Leading a team to the top of their respective sport is difficult, and as such you need to be a special kind of performer to be able to do it more than once. In fact, some would go so far as to say that those who repeat their world championship successes deserve to be deemed a ‘dynasty’.

In many respects, we tend to agree with that sentiment, but it seems as if the definition of that word has been watered down quite a lot over the years. We all know that within American sport, in particular, you can have a great team that doesn’t quite live up to their full potential, which often means they’re never in the conversation for the best ever.

That, in short, is the right mentality to have.
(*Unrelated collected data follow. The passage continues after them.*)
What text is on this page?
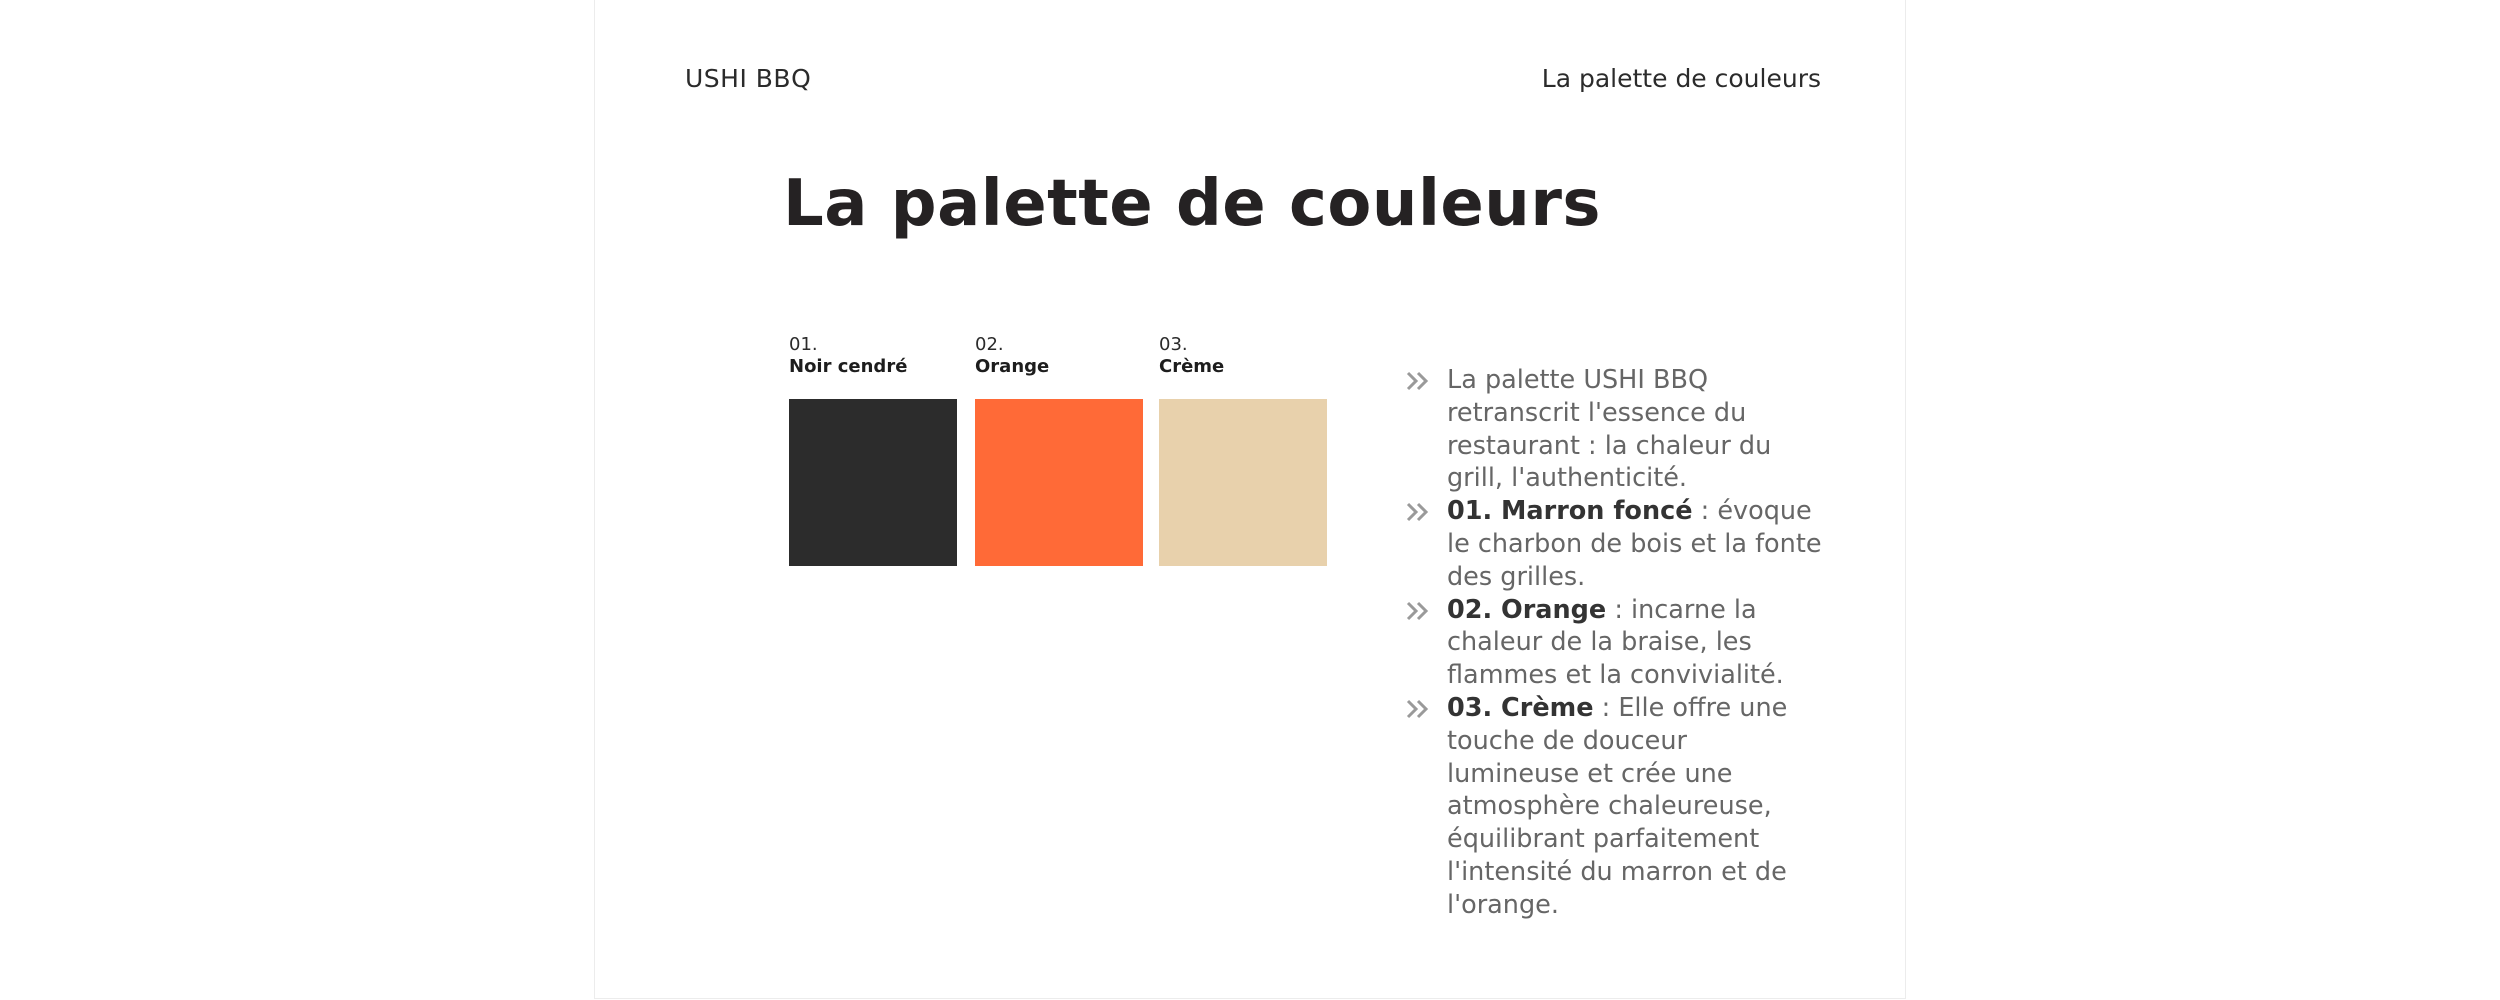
USHI BBQ	La palette de couleurs
La palette de couleurs
01.
Noir cendré
02.
Orange
03.
Crème	La palette USHI BBQ retranscrit l'essence du restaurant : la chaleur du grill, l'authenticité.
01. Marron foncé : évoque le charbon de bois et la fonte des grilles.
02. Orange : incarne la chaleur de la braise, les flammes et la convivialité.
03. Crème : Elle offre une touche de douceur lumineuse et crée une atmosphère chaleureuse, équilibrant parfaitement l'intensité du marron et de l'orange.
No matter how good of an assortment of players may seem, you just can’t call yourself an iconic team within the annals of sporting history if you don’t make that elusive run to the championship that people speak of for years to come.

Individual talent doesn’t always translate into greatness on the field, pitch or rink, and within the word ‘dynasty’ you always have to find the word ‘team’. In years to come when we talk about the likes of the New England Patriots we shouldn’t just be referring to Tom Brady because that’s just one piece of a much bigger puzzle.

Manchester United didn’t continually succeed JUST because of Sir Alex Ferguson (despite what many believe) because the Ryan Giggs and Paul Scholes of the game played an absolutely massive role in their consistency. Sure we can admire one or two entities within the squad-based on their overwhelming ability, but that shouldn’t matter nearly as much as the end product.

For example, the Seattle Seahawks side that won the Super Bowl a few years back is considered to be one of the best in recent memory. They beat the Broncos, then they made it back to the big dance against the Pats twelve months later. Should they come into the conversation in terms of dynasties? No, because they decided to throw the ball instead of handing it off and New England walked away with their 4th ring.

That might sound harsh, but much like everything in sport, we shouldn’t be diluting such a unique term. If we call one-time winners of any division around the globe a dynasty, then that scrapes away at the importance of teams like the Los Angeles Lakers of the noughties and the Chicago Bulls of the 90s.

Sure that may mean that the franchisees who are labelled with that term are more hated among the general public, but that’s the point. We as fans hate those who are more successful than us because it’s human nature, and we want to be in the position that they are in. That doesn’t make us cynical, it just makes watching things unfold all the more entertaining.

Don’t down play a champion, but don’t put them on an undeserving pedestal either.